Lo conocí sin intención. Lo miré desde lejos, sólo porque alguien más me hizo reparar en él. Hoy, si lo pienso, sería justo decir que era bello.
Un hombre de campo, los brazos fuertes, el abdomen plano y la mirada baja.
Si hubiese sido para mí no me habría atrevido a hablarle, pero alguien más lo deseaba y yo era sólo una intermediaria. Así fue en teoría. En la práctica él no sabía hablar, pero era rápido en el abrazo, de manos fibrosas y voluntad decidida.
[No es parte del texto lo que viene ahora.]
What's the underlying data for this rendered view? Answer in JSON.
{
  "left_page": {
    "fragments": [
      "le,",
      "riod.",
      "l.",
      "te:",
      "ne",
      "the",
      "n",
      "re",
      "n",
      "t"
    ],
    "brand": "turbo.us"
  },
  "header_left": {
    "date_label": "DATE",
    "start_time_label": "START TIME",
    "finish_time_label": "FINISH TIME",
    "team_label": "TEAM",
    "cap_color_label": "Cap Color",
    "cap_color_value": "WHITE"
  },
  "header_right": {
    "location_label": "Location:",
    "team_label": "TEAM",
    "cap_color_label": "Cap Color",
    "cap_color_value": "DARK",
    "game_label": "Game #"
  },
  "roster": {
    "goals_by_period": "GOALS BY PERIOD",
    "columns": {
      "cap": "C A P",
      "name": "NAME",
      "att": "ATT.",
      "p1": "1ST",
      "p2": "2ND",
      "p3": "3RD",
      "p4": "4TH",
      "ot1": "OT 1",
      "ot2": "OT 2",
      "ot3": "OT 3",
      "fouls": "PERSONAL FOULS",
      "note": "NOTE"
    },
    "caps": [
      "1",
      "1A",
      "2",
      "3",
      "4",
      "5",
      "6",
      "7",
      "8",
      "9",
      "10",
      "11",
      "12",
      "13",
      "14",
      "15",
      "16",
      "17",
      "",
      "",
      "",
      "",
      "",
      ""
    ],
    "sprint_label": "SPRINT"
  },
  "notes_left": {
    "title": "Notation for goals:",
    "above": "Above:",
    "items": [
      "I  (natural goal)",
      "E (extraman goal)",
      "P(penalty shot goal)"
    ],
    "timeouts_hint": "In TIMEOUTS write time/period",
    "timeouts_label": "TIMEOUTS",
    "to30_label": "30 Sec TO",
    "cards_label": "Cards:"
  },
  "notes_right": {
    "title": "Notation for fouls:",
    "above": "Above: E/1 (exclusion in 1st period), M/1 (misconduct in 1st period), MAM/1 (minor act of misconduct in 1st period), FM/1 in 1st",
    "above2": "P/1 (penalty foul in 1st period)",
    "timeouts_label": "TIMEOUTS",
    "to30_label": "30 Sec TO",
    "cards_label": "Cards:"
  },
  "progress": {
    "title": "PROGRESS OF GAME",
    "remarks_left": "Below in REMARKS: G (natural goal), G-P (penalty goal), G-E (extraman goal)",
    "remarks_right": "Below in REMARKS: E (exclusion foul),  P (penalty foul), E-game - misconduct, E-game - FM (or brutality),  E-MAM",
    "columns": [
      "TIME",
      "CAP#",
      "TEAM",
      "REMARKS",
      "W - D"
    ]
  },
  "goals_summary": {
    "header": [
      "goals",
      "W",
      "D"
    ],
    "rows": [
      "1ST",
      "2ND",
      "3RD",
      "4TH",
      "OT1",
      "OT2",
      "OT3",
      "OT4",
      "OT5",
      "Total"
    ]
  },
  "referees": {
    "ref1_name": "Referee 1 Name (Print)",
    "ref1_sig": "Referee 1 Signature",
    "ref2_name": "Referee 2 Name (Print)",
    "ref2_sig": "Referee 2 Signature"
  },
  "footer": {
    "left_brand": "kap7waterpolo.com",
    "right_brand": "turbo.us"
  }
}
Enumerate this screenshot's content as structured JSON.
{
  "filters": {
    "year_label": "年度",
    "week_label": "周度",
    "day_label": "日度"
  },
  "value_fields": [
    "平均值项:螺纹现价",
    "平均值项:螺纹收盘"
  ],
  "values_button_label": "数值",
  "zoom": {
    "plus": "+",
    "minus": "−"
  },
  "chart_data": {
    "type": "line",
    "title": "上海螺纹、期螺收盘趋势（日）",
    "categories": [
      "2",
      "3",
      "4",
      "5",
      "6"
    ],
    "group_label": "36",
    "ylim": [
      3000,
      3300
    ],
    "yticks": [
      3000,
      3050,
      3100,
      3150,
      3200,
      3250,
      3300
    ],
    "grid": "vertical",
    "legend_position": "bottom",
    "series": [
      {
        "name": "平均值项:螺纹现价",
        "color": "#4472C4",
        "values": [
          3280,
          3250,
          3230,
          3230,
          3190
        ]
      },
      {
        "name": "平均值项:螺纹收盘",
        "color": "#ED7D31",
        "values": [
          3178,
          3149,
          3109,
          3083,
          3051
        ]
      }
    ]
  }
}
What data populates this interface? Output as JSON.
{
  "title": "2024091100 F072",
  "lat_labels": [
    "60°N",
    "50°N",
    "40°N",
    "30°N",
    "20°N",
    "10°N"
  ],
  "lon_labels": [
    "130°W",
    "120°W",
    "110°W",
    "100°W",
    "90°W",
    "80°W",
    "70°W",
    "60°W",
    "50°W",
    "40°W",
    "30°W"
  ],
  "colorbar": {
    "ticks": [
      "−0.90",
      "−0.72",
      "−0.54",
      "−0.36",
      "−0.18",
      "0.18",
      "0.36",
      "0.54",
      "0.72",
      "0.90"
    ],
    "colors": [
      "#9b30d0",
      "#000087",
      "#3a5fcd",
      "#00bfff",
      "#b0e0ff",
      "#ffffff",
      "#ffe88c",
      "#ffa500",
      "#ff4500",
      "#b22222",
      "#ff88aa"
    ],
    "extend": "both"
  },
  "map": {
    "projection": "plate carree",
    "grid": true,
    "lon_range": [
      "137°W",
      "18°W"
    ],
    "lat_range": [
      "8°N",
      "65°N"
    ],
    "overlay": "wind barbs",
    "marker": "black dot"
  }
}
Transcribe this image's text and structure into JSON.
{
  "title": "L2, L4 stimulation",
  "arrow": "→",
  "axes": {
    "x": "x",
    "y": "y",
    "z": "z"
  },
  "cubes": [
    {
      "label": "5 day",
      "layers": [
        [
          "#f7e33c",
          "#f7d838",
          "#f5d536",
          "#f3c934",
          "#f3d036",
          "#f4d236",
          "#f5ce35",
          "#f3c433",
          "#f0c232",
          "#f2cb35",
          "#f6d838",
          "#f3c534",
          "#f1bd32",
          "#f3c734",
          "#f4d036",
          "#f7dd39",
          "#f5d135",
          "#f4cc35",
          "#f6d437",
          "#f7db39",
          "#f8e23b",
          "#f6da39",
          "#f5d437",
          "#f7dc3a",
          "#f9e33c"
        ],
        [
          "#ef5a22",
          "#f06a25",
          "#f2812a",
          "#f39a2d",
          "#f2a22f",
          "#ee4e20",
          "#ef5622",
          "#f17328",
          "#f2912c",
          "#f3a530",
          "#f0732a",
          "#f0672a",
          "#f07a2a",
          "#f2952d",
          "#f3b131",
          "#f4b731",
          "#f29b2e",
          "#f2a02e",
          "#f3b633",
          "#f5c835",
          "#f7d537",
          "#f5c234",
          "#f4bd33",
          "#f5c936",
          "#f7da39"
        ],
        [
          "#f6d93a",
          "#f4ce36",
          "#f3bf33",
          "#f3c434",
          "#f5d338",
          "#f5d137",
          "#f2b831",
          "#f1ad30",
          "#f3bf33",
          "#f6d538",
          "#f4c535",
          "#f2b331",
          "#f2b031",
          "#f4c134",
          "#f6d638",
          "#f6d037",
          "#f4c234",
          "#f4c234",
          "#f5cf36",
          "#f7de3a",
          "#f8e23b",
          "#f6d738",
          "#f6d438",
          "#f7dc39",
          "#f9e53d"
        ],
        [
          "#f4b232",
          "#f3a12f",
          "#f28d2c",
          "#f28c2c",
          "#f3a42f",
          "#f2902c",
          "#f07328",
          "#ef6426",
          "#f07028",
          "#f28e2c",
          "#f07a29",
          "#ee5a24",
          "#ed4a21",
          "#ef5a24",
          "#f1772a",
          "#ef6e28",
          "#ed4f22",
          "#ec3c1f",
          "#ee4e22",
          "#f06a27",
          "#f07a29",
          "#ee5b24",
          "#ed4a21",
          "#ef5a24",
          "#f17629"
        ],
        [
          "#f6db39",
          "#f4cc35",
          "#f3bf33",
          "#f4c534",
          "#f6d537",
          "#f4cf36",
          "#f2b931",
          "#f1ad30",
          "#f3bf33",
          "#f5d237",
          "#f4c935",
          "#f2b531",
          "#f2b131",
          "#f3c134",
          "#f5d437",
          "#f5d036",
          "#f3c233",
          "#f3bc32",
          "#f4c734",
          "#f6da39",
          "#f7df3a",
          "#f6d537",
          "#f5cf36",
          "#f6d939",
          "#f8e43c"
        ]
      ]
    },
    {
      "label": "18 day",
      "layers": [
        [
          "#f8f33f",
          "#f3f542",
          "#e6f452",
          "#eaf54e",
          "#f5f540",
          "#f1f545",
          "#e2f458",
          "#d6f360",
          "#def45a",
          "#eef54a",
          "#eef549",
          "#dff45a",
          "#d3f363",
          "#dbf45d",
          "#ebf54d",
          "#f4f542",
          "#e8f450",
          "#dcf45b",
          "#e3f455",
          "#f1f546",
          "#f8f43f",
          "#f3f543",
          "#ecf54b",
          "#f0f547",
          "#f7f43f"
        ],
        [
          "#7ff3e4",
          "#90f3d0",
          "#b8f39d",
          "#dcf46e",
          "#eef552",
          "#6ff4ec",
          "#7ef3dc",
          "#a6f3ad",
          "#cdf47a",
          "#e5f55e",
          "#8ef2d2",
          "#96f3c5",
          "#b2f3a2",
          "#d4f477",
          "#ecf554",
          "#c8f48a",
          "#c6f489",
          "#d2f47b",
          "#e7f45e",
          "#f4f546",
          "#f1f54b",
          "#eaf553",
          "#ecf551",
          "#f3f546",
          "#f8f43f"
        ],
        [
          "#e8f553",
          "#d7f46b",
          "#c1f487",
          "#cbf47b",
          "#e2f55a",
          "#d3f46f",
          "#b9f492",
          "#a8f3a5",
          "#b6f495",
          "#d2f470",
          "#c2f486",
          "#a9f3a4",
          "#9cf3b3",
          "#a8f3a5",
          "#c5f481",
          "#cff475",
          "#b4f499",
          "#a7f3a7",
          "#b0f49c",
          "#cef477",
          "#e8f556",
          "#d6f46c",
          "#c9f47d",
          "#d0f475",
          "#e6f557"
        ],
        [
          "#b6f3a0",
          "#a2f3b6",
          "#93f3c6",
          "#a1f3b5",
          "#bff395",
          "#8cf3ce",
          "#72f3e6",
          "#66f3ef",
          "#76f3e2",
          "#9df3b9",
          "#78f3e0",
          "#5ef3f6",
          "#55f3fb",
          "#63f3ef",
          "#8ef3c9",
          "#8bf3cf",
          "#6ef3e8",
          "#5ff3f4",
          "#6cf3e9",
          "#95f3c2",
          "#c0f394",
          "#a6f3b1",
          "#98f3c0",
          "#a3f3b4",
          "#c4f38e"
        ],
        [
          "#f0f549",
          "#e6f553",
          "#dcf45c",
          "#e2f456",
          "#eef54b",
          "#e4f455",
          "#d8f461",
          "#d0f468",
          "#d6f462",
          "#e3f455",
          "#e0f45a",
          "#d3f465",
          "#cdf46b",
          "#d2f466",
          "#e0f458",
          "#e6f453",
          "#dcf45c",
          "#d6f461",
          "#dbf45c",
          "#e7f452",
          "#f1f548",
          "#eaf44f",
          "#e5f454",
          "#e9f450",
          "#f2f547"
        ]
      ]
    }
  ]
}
La primera vez salimos a caminar de noche. No viajaba sola, era tan joven, así que me salí discretamente, pero eso significó beberme de un trago el licor de guindas que me sirvieron como bajativo. Estaba ebria y feliz. Caminamos en la oscuridad por terreno agreste. Había gente, pero sólo sentía voces, algunos cantaban, otros conversaban, se reían. En el aire un olor a cigarro, a tierra, a humedad. Su mano tomaba la mía como si le perteneciera, me guiaba. Buscó un rincón tranquilo, se volteó, me atrajo hacia sí y me besó sin pausa. Su boca era fresca, su lengua entrometida, apasionada.
La segunda vez fue a medio día. Me llevó a cabalgar y me tragué toda mi cobardía para galopar tras él y lejos, sudados en medio de la nada, a pleno día y a pleno sol supe cuál era de veras su olor.